Mohamad Ihab : C’est bien de clôturer la saison avec 6 médailles d’or, et le titre de meilleur athlète de la compétition. Mais il faut savoir que les Championnats arabe et afro-asiatique n’étaient pas d’une grande importance pour moi, car mon but était de remporter des médailles d’or avec un minimum d’efforts. Je n’ai pas battu mes records personnels. Pour décrocher l’or, je me suis contenté de lever 150 kg à l’arraché et 176 kg à l’épaulé-jeté, réalisé lors de mes premiers essais. Bien sûr, chaque médaille décrochée est précieuse pour moi, mais remporter une médaille d’argent et une de bronze lors des Mondiaux dépasse de loin le fait de remporter ces 6 médailles d’or. C’est incomparable.
— Le 16 décembre dernier, l’Agence mondiale d’antidopage vous a remis la médaille d’argent à l’épaulé-jeté à la place de la médaille de bronze que vous avez obtenue, après le test positif de l’haltérophile azerbaïdjanais.

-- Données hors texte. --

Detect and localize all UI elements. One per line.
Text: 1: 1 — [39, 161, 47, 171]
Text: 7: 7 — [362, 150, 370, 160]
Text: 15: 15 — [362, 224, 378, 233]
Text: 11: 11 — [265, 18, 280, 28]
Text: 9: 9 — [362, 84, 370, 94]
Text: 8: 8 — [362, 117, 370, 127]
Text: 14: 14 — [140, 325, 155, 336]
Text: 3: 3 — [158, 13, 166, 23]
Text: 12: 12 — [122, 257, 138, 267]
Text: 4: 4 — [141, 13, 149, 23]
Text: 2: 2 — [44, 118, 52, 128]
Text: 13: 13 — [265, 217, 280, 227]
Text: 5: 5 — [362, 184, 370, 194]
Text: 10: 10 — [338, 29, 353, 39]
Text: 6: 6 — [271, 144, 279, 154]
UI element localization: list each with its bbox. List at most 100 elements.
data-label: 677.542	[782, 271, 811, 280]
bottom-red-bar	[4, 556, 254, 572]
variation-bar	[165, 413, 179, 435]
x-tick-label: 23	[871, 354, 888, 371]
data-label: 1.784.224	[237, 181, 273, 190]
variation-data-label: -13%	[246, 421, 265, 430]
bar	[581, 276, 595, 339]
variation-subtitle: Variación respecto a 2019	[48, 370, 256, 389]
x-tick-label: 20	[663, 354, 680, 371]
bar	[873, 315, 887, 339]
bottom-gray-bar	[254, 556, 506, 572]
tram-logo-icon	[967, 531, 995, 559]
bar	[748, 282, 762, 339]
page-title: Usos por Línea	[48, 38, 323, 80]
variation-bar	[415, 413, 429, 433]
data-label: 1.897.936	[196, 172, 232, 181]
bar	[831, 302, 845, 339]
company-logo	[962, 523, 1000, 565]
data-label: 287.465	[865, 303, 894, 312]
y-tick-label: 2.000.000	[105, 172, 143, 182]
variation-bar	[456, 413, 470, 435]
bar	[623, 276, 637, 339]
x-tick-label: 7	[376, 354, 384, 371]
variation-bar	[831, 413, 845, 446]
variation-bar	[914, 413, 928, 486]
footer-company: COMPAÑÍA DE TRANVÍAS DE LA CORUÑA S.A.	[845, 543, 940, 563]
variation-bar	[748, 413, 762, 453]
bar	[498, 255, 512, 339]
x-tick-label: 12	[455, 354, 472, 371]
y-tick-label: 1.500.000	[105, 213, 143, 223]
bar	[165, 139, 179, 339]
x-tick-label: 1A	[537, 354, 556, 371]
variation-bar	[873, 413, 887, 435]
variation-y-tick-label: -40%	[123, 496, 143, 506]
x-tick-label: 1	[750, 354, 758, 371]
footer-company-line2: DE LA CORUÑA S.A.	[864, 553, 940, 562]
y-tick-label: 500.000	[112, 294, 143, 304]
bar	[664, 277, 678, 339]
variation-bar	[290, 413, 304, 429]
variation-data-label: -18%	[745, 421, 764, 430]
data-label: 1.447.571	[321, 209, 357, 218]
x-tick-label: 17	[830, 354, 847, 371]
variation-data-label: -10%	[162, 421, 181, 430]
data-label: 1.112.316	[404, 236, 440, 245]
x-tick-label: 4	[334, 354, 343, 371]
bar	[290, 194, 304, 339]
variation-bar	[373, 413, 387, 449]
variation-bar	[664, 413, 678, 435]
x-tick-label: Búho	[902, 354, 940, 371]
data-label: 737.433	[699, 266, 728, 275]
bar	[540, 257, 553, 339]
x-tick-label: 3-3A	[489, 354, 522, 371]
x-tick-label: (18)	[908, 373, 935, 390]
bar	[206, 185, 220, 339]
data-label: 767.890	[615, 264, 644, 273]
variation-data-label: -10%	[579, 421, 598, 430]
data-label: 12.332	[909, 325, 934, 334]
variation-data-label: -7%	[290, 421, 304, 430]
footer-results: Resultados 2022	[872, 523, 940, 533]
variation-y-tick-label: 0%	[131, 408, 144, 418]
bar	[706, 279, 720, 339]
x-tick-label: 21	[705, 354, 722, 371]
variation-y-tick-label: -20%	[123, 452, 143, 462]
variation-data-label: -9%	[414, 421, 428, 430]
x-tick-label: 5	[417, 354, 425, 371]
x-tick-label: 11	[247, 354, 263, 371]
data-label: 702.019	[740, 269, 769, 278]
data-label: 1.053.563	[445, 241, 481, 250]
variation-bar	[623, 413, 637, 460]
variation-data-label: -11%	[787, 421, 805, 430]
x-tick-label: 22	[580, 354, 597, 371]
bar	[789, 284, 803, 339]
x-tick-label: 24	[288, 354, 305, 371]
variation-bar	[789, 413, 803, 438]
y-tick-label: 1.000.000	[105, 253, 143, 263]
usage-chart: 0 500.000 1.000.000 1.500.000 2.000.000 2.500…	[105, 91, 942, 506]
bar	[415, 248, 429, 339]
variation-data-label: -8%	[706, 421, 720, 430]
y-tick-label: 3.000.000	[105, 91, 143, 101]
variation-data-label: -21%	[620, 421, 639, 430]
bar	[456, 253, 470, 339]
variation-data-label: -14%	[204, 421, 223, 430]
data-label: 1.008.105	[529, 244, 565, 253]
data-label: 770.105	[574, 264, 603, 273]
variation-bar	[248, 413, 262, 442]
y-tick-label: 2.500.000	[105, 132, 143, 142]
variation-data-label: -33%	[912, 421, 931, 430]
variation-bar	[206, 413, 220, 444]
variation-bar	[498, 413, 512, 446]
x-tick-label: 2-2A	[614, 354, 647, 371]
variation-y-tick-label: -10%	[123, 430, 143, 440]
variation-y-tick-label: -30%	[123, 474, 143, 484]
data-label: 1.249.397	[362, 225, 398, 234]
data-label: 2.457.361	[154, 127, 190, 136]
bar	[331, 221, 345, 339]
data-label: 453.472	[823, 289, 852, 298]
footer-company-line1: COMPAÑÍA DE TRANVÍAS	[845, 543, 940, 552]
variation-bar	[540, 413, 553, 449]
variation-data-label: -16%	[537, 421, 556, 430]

— C’est un cadeau magnifique de la part de l’Agence mondiale d’antidopage, qui a déclaré le 16 décembre les résultats des tests antidopage, effectués lors des Championnats du monde de Houston. Ils ont prouvé que l’échantillon de l’haltérophile d’Azerbaïdjan, Elkhan Aligulizada, médaillé d’argent à l’épaulé-jeté, était positif. Ainsi, l’agence a annoncé que j’étais le détenteur de la médaillé d’argent à l’épaulé-jeté avec mon lever de 201 kg, en plus de ma médaille de bronze au total, avec 363 kg.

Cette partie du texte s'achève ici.